Incumbent politicians don’t want to compete against all others, and new ideas, in a non-partisan “top-two” primary open to all voters, as in California and other states. They don’t even want to allow voters to choose to participate in an “open primary” party nominating election of their choice, as in neighboring Virginia and other states.

Elected officeholders like the city’s outmoded and antiquated primary election system and the many ways it inhibits the political marketplace and suppresses public policy debate.

Candidates should be required to, preferably, compete in non-partisan elections in which all candidates collectively seek to advance toward a two-candidate general election or, alternately, compete in an “open primary” system in which independents are allowed to vote in a party primary of their choice.

Reforming the District’s elections would remedy both the community perception and the practical reality that local officeholders are required to seek the votes of, and represent, only a portion of permitted-to-participate voters.

D.C. would benefit from conducting modernized elections made fair by allowing access to all voters.
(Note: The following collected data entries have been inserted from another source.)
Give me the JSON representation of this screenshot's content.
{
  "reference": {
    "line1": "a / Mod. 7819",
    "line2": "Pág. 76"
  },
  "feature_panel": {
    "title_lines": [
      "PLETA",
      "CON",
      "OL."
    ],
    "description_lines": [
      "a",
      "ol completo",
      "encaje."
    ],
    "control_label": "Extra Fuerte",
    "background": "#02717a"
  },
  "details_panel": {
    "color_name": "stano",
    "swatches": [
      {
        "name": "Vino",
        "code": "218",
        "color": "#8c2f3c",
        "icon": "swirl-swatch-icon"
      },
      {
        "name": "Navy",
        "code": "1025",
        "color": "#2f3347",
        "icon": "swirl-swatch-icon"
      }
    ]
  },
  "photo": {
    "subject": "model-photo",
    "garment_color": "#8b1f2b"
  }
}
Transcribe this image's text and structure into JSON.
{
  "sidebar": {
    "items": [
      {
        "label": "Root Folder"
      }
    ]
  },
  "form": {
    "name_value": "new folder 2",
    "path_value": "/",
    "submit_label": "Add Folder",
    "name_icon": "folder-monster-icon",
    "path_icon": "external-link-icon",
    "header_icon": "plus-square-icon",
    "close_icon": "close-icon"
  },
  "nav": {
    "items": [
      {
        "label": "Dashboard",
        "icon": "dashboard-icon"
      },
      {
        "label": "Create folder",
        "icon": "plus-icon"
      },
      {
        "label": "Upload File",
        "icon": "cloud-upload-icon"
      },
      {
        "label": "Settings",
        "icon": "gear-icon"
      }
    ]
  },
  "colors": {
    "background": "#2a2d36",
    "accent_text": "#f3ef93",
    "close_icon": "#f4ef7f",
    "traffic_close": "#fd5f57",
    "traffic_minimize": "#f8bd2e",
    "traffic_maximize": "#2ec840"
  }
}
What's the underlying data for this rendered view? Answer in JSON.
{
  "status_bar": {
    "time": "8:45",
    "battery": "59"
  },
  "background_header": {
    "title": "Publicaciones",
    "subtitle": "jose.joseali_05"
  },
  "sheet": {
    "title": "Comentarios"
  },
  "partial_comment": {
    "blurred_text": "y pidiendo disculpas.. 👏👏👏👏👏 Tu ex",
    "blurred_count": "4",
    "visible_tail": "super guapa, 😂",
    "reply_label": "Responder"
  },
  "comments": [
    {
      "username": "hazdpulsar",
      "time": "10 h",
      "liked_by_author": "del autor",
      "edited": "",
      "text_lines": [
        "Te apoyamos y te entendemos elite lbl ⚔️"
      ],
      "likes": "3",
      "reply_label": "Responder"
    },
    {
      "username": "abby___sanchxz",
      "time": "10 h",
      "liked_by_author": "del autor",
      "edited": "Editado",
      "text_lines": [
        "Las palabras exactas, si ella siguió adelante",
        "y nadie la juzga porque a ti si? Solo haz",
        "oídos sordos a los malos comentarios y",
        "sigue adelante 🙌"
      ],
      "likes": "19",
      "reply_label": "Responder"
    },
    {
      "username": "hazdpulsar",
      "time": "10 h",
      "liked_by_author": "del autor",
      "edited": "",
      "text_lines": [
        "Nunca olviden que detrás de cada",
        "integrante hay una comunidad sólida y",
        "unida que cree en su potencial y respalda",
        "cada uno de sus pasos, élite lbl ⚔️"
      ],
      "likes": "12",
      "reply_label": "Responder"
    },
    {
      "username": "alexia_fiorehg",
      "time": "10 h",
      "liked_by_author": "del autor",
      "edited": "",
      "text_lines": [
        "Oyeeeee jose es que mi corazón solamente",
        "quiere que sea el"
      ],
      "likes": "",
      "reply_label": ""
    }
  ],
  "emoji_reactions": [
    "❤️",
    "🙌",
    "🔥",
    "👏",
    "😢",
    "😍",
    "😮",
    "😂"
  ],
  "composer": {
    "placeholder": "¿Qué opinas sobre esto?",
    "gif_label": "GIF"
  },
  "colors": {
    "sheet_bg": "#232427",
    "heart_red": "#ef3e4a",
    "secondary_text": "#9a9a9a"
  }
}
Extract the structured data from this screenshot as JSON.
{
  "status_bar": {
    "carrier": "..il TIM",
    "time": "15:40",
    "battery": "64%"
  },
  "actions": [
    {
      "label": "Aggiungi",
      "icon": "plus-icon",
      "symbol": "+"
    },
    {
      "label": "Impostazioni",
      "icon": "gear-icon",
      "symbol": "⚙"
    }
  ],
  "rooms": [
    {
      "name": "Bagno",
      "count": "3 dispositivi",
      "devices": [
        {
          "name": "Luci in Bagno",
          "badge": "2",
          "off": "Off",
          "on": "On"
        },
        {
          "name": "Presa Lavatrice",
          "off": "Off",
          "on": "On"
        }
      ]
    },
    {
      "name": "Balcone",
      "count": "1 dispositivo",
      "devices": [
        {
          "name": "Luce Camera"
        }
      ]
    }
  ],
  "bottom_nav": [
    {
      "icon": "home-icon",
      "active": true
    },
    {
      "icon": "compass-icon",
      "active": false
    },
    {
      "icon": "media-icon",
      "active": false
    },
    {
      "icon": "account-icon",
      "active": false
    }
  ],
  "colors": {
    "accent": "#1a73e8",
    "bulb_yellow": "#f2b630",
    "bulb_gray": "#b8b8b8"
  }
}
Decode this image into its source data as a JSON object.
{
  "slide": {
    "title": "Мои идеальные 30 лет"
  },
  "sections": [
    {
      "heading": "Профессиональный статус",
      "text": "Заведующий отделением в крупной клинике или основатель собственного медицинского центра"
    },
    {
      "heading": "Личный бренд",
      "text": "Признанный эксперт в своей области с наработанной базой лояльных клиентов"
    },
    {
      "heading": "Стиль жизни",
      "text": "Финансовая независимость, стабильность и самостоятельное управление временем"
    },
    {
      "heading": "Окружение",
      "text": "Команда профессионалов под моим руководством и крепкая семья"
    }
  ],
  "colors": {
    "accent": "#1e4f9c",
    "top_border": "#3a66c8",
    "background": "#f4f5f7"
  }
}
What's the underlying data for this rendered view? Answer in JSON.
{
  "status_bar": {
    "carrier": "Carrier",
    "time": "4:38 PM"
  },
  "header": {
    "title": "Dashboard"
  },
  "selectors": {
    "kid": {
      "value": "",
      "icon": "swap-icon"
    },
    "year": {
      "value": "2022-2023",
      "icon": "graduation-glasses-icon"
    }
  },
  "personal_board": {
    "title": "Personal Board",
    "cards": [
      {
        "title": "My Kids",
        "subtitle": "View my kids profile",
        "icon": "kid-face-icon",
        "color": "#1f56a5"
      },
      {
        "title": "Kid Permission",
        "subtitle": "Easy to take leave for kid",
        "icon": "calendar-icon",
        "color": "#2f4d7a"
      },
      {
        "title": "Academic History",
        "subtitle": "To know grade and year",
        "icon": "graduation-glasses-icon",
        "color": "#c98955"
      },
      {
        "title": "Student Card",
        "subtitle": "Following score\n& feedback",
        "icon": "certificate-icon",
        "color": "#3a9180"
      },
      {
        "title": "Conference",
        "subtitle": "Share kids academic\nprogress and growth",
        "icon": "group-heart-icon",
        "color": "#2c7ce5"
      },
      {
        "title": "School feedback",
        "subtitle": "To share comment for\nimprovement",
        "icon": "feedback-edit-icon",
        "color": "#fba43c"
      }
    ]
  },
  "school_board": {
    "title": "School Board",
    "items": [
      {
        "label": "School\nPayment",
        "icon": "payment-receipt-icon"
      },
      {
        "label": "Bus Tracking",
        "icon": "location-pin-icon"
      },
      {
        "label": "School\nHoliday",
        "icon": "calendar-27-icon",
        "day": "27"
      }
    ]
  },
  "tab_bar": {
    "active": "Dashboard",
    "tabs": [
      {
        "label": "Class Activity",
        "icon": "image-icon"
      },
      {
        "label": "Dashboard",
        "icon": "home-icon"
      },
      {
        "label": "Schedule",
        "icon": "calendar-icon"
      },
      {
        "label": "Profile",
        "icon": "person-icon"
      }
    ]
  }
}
Mark Lee is a long-time entrepreneur and community business advocate. Follow on Twitter: @MarkLeeDC. Reach him at OurBusinessMatters@gmail.com.

3 Comments
  • Primaries were forced on the parties in the 1900’s decade, around the U.S. In some states parties went to state court and argued the mandatory primaries violated their rights. They wanted to continue nominating by party meeting. No other country in the world forces parties to nominate using government-administered primaries. It is not fair to the parties to blame them for government-sponsored primaries.

    Parties are actually the best means for ordinary people to have some control over their government. All over the world, people form parties, even when that activity is illegal. In the U.S. we over-regulate parties and they can’t do their job properly, so people like this author turn against them.

  • This columnist’s style is unlikely to result in any government officials, at any level, collaborating with him.

    D.C. voters who choose not to affiliate with a political party know that they therefore have chosen not to vote in that party’s primary election.

    It’s not an “exclusion.” No wonder nobody takes the Blade seriously.

  • If you want to participate in a party’s internal election process, which is what a primary is, you need to register with that party. That’s how it works. Otherwise, I as a Democrat could go and meddle in the affairs of the Republican party. The internal affairs of each party are for that party to decide. Democrats choose the Democrat candidates, Republicans the Republican candidates, Greens the Green, etc. I’m not a Green, so I don’t get a say in which candidates the Greens put forward. Once those candidates are put forward, then I can choose or reject them in the general election. I understand the idealistic stance of wanting to be seen as “independent”. But idealism rarely actually works in the real world, which is messy and requires compromises (such as registering with a party).